We have a goal in the DCI home of self sustainability. It goes hand in hand with the DIY home improvement resources and services we provide for our readers. We also want our children to understand that being able to provide for yourself is a really good thing with so many positive returns. We are not fully there yet, but we are making good strides toward it. Happily, we had an unplanned lesson in self sustainability just this past weekend. James has a small jon boat and it was a gorgeous day here in central Virginia, perfect for a ride on the water and a little fishing. We all enjoyed a little DIY stress relief out in nature, you can read more about doing that yourself here, and in the end we came home with 6 large fish! Our son caught 4 of them himself! We fried them up last night and put them on the table alongside cabbage and squash from my mom’s garden and some grits from the grocery store. Like I said, we’re not totally self-sustainable yet! As we enjoyed our dinner, our son kept retelling the stories of the catch all the while scarfing more fish. I finally said to him, “It feels good knowing you are eating what YOU got for yourself, doesn’t it?” – BIG SMILE with fish and grits all around it – “Yes, mom, yes it does!” Score 1 for self sustainability!

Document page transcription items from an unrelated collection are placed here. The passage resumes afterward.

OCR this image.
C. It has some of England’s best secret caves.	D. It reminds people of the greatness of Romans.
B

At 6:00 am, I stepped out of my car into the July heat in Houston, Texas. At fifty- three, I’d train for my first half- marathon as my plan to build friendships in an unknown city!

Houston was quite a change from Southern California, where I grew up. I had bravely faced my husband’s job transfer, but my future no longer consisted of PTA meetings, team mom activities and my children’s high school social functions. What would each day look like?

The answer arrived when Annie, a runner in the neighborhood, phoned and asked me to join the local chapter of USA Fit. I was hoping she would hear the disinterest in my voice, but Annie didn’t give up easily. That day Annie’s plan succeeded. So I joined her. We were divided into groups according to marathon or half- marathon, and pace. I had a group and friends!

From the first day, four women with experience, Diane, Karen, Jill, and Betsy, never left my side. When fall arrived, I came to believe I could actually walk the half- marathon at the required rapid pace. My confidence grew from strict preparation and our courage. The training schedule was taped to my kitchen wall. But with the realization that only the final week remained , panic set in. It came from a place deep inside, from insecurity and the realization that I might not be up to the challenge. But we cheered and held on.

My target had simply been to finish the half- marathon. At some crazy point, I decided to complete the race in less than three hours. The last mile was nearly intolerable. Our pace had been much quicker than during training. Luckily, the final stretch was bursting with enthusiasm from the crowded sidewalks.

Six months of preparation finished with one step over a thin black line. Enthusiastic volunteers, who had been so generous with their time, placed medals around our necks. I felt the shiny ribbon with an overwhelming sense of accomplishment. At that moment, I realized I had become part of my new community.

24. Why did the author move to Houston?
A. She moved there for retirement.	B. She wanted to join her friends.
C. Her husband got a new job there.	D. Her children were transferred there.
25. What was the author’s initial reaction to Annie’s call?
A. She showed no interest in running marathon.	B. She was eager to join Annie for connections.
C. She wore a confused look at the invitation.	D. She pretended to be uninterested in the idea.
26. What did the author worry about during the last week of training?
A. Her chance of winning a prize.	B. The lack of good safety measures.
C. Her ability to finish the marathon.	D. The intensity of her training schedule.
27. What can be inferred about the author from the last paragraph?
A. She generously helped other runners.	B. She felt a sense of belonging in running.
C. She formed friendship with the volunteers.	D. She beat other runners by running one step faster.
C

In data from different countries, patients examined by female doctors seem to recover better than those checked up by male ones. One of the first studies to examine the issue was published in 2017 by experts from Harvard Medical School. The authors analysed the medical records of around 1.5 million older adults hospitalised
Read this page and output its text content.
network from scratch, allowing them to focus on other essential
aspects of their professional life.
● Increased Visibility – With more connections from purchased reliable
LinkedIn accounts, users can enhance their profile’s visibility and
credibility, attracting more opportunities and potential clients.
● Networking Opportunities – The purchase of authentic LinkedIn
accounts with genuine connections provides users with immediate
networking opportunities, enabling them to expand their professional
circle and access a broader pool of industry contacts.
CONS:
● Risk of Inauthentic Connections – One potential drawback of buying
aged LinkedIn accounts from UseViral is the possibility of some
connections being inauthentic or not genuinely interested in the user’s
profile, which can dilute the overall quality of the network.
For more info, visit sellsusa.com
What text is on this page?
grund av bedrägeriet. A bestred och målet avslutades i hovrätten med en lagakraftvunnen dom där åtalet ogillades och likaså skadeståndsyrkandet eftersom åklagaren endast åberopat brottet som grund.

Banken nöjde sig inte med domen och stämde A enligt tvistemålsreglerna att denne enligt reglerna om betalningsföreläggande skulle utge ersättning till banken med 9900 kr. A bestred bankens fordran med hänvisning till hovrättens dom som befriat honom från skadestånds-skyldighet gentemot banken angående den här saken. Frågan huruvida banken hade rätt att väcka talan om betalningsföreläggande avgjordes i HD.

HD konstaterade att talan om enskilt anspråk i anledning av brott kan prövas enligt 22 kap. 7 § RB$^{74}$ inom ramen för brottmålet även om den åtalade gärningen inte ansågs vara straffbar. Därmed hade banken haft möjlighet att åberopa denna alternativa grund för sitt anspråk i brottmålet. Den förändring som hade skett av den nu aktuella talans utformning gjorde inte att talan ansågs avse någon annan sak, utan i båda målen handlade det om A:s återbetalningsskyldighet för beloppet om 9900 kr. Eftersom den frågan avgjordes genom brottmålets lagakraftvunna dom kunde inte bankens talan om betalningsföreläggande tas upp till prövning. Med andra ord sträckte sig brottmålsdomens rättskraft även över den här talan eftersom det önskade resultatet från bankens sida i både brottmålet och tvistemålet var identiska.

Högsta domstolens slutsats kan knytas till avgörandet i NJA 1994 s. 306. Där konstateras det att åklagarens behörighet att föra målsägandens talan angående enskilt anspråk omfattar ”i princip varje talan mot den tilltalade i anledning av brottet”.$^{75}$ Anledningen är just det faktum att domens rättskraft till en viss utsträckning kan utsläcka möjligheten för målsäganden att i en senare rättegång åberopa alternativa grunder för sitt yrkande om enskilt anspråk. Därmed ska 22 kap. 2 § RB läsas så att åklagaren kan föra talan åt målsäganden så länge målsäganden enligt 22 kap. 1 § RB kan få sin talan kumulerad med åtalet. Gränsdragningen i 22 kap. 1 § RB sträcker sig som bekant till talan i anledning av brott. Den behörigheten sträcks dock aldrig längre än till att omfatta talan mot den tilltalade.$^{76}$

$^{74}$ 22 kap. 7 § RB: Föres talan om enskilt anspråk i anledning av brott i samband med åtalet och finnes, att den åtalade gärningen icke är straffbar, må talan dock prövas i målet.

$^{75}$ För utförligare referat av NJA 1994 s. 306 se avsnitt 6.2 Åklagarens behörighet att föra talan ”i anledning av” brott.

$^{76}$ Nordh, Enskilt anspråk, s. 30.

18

Helping your children begin to understand the meaning of self sustainability can begin with small steps. In fact, that’s the best way to adopt anything new into your home, one small step at a time until it becomes a natural part of the way you live. Here’s a few ideas on how to introduce and nurture self sustainability with your family.

Read About It!

What better way to engage your kids then reading to or with them about self sustainability. Pick books on their level and/or with characters they are familiar with and like. Some of these books are available at your local library or for free with a Kindle Unlimited subscription. You can try it for free for 1 month here!

Do it With Them!

The true understanding of what it means to provide for oneself becomes real for a child when they experience it themselves even in a small way. When they eat the strawberry off of the plant they grew or buy something with the money they made from their lemonade stand or play with the awesome rocket they made out of the recycled water bottle another seed is planted. The seed of self sustainability grows as they do!